The brief was ambitious: a 3D virtual shopping mall where users could walk between store fronts, click on products, and proceed to checkout without leaving the WebGL canvas. The tech choice was React Three Fiber — R3F — the React renderer for Three.js. I'd used it in smaller experiments. This was the first time I'd taken it to production at scale.
Why React Three Fiber Over Raw Three.js
The honest answer: the component model. When you're building an environment with 40+ interactive store fronts, each with hover states, click handlers, and product data fetched from an API, the imperative Three.js approach becomes unmaintainable quickly. R3F lets you describe a 3D scene the same way you'd describe a React UI — declaratively, with props and state. A store front becomes a component. Its hover state is just a useState hook.
- R3F's useFrame hook replaces requestAnimationFrame with a clean, predictable pattern
- useGLTF from @react-three/drei makes model loading feel like an import statement
- Suspense boundaries work — wrap a model in <Suspense fallback={<LoadingPlaceholder />}> and you get lazy loading for free
- The ecosystem (drei, postprocessing, rapier) is mature enough for production in 2024
- react-three-fiber npm downloads exceed 1M/week — the community is active and support is fast
The Performance Problems I Did Not Anticipate
The first demo ran at 12fps on a mid-range laptop. Every store front was a separate GLTF load. Every product had its own draw call. The scene graph had no concept of distance — objects 200 units away were rendered at the same detail as objects right in front of the camera.
- Draco compression on all GLTF models — reduced total scene payload from 48MB to 11MB
- Instanced meshes for repeated geometry (store frames, floor tiles, light fittings) — 40 draw calls became 4
- Level of Detail (LOD) via drei's <Lod> component — distant stores load at 30% polygon count
- Texture atlasing — combined 60 small textures into 4 atlases, eliminated hundreds of texture binds per frame
- Frustum culling verification — confirmed Three.js was actually culling off-screen objects (it was; the problem was overdraw, not culling)
After optimisation: 58fps on the same mid-range laptop that had run at 12fps. Mobile (iPhone 13) achieved a stable 45fps.
What Worked Better Than Expected
The Suspense-based loading model. By wrapping each store section in its own Suspense boundary, users could enter the mall and start exploring while distant sections were still loading. The progressive reveal felt intentional rather than broken — and it meant time-to-first-interaction dropped from 8 seconds to under 2.

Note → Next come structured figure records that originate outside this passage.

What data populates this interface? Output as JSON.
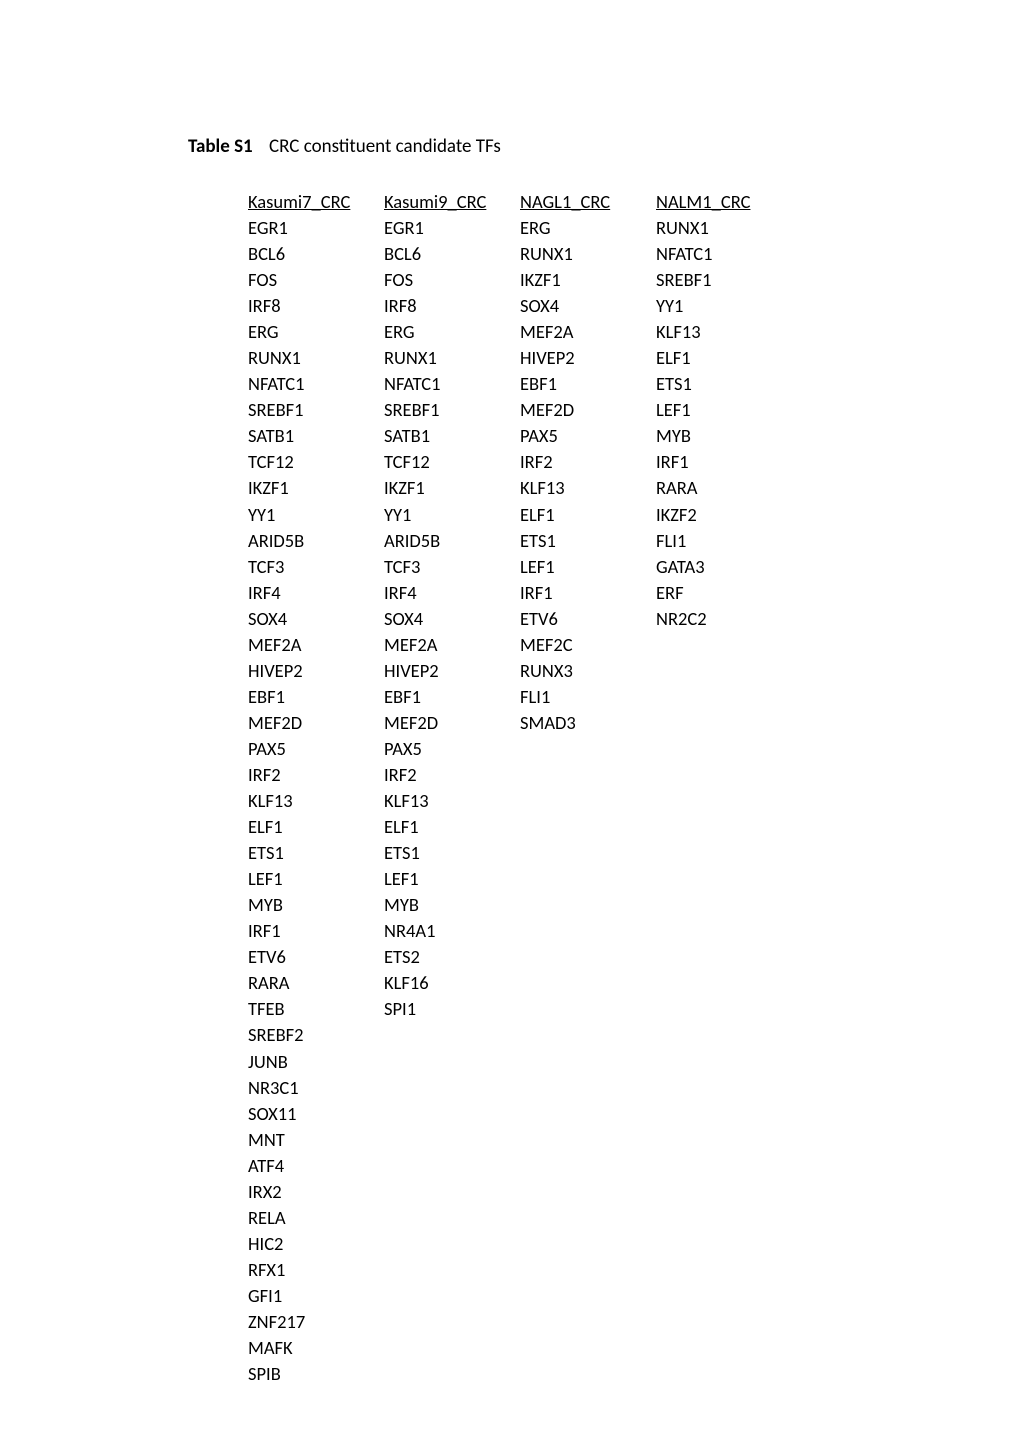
{
  "title": {
    "label": "Table S1",
    "caption": "CRC constituent  candidate TFs"
  },
  "table": {
    "columns": [
      {
        "header": "Kasumi7_CRC"
      },
      {
        "header": "Kasumi9_CRC"
      },
      {
        "header": "NAGL1_CRC"
      },
      {
        "header": "NALM1_CRC"
      }
    ],
    "rows": [
      [
        "EGR1",
        "EGR1",
        "ERG",
        "RUNX1"
      ],
      [
        "BCL6",
        "BCL6",
        "RUNX1",
        "NFATC1"
      ],
      [
        "FOS",
        "FOS",
        "IKZF1",
        "SREBF1"
      ],
      [
        "IRF8",
        "IRF8",
        "SOX4",
        "YY1"
      ],
      [
        "ERG",
        "ERG",
        "MEF2A",
        "KLF13"
      ],
      [
        "RUNX1",
        "RUNX1",
        "HIVEP2",
        "ELF1"
      ],
      [
        "NFATC1",
        "NFATC1",
        "EBF1",
        "ETS1"
      ],
      [
        "SREBF1",
        "SREBF1",
        "MEF2D",
        "LEF1"
      ],
      [
        "SATB1",
        "SATB1",
        "PAX5",
        "MYB"
      ],
      [
        "TCF12",
        "TCF12",
        "IRF2",
        "IRF1"
      ],
      [
        "IKZF1",
        "IKZF1",
        "KLF13",
        "RARA"
      ],
      [
        "YY1",
        "YY1",
        "ELF1",
        "IKZF2"
      ],
      [
        "ARID5B",
        "ARID5B",
        "ETS1",
        "FLI1"
      ],
      [
        "TCF3",
        "TCF3",
        "LEF1",
        "GATA3"
      ],
      [
        "IRF4",
        "IRF4",
        "IRF1",
        "ERF"
      ],
      [
        "SOX4",
        "SOX4",
        "ETV6",
        "NR2C2"
      ],
      [
        "MEF2A",
        "MEF2A",
        "MEF2C",
        ""
      ],
      [
        "HIVEP2",
        "HIVEP2",
        "RUNX3",
        ""
      ],
      [
        "EBF1",
        "EBF1",
        "FLI1",
        ""
      ],
      [
        "MEF2D",
        "MEF2D",
        "SMAD3",
        ""
      ],
      [
        "PAX5",
        "PAX5",
        "",
        ""
      ],
      [
        "IRF2",
        "IRF2",
        "",
        ""
      ],
      [
        "KLF13",
        "KLF13",
        "",
        ""
      ],
      [
        "ELF1",
        "ELF1",
        "",
        ""
      ],
      [
        "ETS1",
        "ETS1",
        "",
        ""
      ],
      [
        "LEF1",
        "LEF1",
        "",
        ""
      ],
      [
        "MYB",
        "MYB",
        "",
        ""
      ],
      [
        "IRF1",
        "NR4A1",
        "",
        ""
      ],
      [
        "ETV6",
        "ETS2",
        "",
        ""
      ],
      [
        "RARA",
        "KLF16",
        "",
        ""
      ],
      [
        "TFEB",
        "SPI1",
        "",
        ""
      ],
      [
        "SREBF2",
        "",
        "",
        ""
      ],
      [
        "JUNB",
        "",
        "",
        ""
      ],
      [
        "NR3C1",
        "",
        "",
        ""
      ],
      [
        "SOX11",
        "",
        "",
        ""
      ],
      [
        "MNT",
        "",
        "",
        ""
      ],
      [
        "ATF4",
        "",
        "",
        ""
      ],
      [
        "IRX2",
        "",
        "",
        ""
      ],
      [
        "RELA",
        "",
        "",
        ""
      ],
      [
        "HIC2",
        "",
        "",
        ""
      ],
      [
        "RFX1",
        "",
        "",
        ""
      ],
      [
        "GFI1",
        "",
        "",
        ""
      ],
      [
        "ZNF217",
        "",
        "",
        ""
      ],
      [
        "MAFK",
        "",
        "",
        ""
      ],
      [
        "SPIB",
        "",
        "",
        ""
      ]
    ]
  }
}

The other surprise: click-to-product conversion in the 3D environment outperformed the standard 2D product grid in A/B testing by a meaningful margin. Users spent longer in the 3D view and clicked more products. The engagement data was compelling enough that the client expanded the scope to include a second mall environment.
When Not to Use 3D
3D on the web is not universally better — it is contextually better. If your primary audience is on low-end Android devices on mobile data, a WebGL experience is likely to be a worse experience than a well-designed 2D alternative. Test on your actual device distribution before committing to 3D. Battery drain and thermal throttling on mobile are real constraints that performance benchmarks on desktop don't reveal.